The appellate court may not consider any issue that was not specifically presented to the trial court in a timely filed statement of the points on which the party intends to appeal or in a statement combined with a motion for new trial. For purposes of this subsection, a claim that a judicial decision is contrary to the evidence or that the evidence is factually or legally insufficient is not sufficiently specific to preserve an issue for appeal.



Id. § 263.405(i) (Vernon Supp. 2006).

Here, the decree was signed on October 24, 2005, and the notice of appeal was filed on November 28, 2005. Thus, section 263.405(i) applies to this appeal. When no statement of points exists, under the express terms of the statute, there is no contention of error that can be raised that we may consider on appeal. Id. Accordingly, we hold that we cannot consider the issues concerning the sufficiency of the evidence supporting the termination decree under section 161.001(1)(D)-(E)
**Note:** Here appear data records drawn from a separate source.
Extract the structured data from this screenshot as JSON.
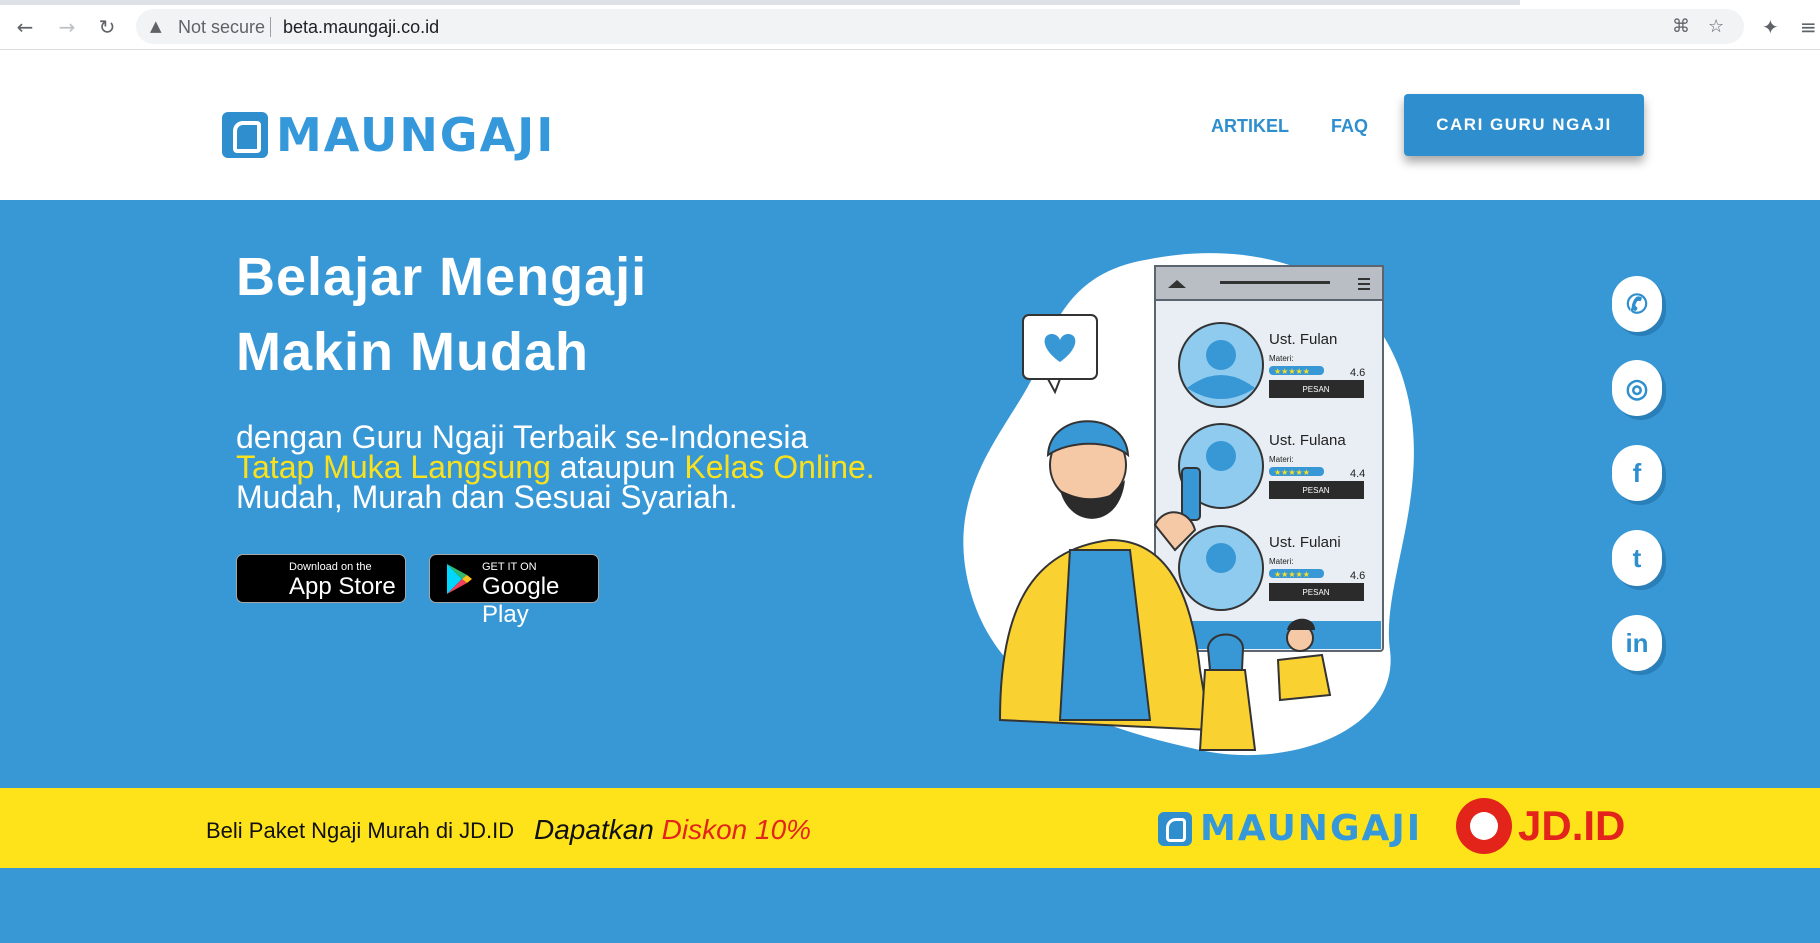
{
  "browser": {
    "security_label": "Not secure",
    "url": "beta.maungaji.co.id"
  },
  "header": {
    "logo_text": "MAUNGAJI",
    "nav": [
      "ARTIKEL",
      "FAQ"
    ],
    "cta": "CARI GURU NGAJI"
  },
  "hero": {
    "title_line1": "Belajar Mengaji",
    "title_line2": "Makin Mudah",
    "sub_line1": "dengan Guru Ngaji Terbaik se-Indonesia",
    "sub_hl1": "Tatap Muka Langsung",
    "sub_mid": " ataupun ",
    "sub_hl2": "Kelas Online.",
    "sub_line3": "Mudah, Murah dan Sesuai Syariah.",
    "appstore_small": "Download on the",
    "appstore_big": "App Store",
    "play_small": "GET IT ON",
    "play_big": "Google Play"
  },
  "illustration": {
    "teachers": [
      {
        "name": "Ust. Fulan",
        "materi": "Materi:",
        "rating": "4.6",
        "button": "PESAN"
      },
      {
        "name": "Ust. Fulana",
        "materi": "Materi:",
        "rating": "4.4",
        "button": "PESAN"
      },
      {
        "name": "Ust. Fulani",
        "materi": "Materi:",
        "rating": "4.6",
        "button": "PESAN"
      }
    ]
  },
  "social": [
    "whatsapp-icon",
    "instagram-icon",
    "facebook-icon",
    "twitter-icon",
    "linkedin-icon"
  ],
  "banner": {
    "text": "Beli Paket Ngaji Murah di JD.ID",
    "promo_prefix": "Dapatkan",
    "promo_highlight": "Diskon 10%",
    "logo_text": "MAUNGAJI",
    "jd_text": "JD.ID"
  },
  "colors": {
    "primary": "#3898d6",
    "accent_yellow": "#f9e11e",
    "banner_yellow": "#ffe31a",
    "jd_red": "#e3241b"
  }
}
that Pool attempts to raise in his brief. (11)

In his motion for rehearing, appellant generally contends that our holding precludes him from asserting his "right to appeal the judgment of the trial court terminating his parental rights." He notes that his appellate counsel was not appointed to represent him until after the deadline for filing a statement of points had passed. Appellant also notes that his trial counsel did not file a statement of points or a new trial motion.